Assume $ U $ is an open subset, and assume $ D=D(a,r) $ is a disk such that $\overline{D} \subset U$ (The closure of D contained in U ). Can we find $ \varepsilon>0 $ such that $D(a,r+\varepsilon) \subseteq U $ ? (an open disk with radius $r+\varepsilon$ which obviously contains D )
Furthermore, can we even find such disk, that even its closure contained in $ U$ ?
If so, how can we prove it?
I started to learn complex analysis and it seems like the author using topology results without a proof, and I havent learned topology yet, so im curious about this one.
Thanks in advance.
Best Answer
This is true because, in the metric space of complex numbers, bounded closed sets, like the boundary of a closed disk, enjoy a useful topological property called compactness.
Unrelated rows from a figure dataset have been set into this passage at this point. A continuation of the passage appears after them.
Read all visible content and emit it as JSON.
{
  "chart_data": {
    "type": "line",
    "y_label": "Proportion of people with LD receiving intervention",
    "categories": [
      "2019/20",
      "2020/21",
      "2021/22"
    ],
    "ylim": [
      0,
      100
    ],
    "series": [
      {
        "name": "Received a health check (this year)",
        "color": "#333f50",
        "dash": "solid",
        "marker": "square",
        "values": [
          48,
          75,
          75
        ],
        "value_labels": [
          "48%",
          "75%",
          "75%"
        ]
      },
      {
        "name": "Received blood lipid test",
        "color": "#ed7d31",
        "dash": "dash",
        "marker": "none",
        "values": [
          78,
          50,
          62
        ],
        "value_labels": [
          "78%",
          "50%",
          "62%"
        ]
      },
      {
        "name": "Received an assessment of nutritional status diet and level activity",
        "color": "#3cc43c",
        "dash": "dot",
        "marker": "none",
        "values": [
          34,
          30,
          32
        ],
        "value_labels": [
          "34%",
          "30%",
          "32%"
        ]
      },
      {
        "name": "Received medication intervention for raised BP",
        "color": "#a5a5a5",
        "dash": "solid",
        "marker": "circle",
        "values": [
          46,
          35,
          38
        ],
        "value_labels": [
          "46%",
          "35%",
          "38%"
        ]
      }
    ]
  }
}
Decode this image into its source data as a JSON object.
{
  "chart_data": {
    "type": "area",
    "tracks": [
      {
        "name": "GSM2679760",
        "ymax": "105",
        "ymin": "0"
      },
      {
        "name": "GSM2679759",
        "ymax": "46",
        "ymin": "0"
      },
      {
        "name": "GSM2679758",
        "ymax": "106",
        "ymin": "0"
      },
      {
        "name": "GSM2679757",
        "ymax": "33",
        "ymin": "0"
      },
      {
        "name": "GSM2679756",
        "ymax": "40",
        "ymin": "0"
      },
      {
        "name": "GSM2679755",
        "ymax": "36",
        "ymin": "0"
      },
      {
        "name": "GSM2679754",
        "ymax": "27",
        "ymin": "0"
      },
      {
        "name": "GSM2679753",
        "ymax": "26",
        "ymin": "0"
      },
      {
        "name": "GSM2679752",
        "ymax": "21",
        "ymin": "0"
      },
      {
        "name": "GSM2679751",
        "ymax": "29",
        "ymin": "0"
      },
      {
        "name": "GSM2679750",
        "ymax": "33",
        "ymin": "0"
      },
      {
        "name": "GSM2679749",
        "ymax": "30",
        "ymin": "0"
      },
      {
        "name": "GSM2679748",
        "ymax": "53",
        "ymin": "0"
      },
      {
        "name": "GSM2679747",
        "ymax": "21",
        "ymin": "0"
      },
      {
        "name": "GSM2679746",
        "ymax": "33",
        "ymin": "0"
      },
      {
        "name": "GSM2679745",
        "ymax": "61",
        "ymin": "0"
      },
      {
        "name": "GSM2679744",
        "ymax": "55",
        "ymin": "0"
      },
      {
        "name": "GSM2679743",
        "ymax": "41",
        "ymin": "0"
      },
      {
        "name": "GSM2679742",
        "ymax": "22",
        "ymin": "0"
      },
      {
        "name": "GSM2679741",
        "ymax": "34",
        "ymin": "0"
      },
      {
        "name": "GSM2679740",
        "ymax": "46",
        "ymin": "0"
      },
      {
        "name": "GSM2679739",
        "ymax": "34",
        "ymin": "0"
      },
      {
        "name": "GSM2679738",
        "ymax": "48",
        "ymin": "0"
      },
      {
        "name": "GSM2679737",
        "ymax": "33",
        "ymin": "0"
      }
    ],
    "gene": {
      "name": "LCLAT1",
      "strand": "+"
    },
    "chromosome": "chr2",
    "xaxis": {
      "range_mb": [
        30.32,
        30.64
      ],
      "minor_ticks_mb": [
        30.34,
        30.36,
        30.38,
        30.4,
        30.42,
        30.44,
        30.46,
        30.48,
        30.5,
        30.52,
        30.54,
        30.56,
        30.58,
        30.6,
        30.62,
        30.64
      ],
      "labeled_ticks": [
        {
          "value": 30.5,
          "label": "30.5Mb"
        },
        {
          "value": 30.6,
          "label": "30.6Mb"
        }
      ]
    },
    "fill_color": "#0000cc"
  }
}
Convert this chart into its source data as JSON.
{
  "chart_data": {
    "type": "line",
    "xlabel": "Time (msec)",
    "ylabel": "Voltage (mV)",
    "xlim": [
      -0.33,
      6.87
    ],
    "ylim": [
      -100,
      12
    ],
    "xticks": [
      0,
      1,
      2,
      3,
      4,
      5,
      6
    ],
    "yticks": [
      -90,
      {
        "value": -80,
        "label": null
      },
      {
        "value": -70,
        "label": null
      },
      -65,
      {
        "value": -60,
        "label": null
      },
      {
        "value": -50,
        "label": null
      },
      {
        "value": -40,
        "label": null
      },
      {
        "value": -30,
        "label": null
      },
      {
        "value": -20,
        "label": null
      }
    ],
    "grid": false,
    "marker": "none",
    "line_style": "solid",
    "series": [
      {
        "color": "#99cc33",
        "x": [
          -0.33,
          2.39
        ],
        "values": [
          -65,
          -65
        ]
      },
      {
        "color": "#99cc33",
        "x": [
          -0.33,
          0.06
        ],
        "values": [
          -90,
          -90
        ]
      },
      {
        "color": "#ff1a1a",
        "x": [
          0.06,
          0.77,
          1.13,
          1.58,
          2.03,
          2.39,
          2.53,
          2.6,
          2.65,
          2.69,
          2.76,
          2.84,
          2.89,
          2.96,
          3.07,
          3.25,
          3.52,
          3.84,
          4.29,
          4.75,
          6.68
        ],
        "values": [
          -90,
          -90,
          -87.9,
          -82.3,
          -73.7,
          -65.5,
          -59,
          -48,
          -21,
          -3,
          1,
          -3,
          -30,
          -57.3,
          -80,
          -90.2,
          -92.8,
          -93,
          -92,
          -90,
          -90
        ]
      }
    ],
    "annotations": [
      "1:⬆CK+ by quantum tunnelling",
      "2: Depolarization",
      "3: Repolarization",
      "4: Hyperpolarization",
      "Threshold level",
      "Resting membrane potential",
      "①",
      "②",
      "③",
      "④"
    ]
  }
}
A compact subset $X$ has the property that if you have $X \subseteq \bigcup_i O_i$ where the $O_i$ are a collection of open sets (e.g., open disks), then there is a finite subcollection of the $O_i$, say $O_{i_1}, \ldots, O_{i_n}$ such that $X \subseteq O_{i_1} \cup \ldots \cup O_{i_n}$. In your example, you can pick a small open disk $D_x$ around each $x$ in the boundary $\delta(\overline{D})$ of $\overline{D}$ such that $D_x \subseteq U$. You then have that $\delta(\overline{D}) \subseteq \bigcup_x D_x$ and hence, by compactness, $\delta(\overline{D}) \subseteq D_{x_1} \cup \ldots \cup D_{x_n}$ for some finite set $x_i$ of elements of $\delta(\overline{D})$. If you now take $\varepsilon$ to be the minimum of the radii of the disks $D_{x_1}, \ldots, D_{x_n}$, you will have $D(a, r + \varepsilon) \subseteq U$.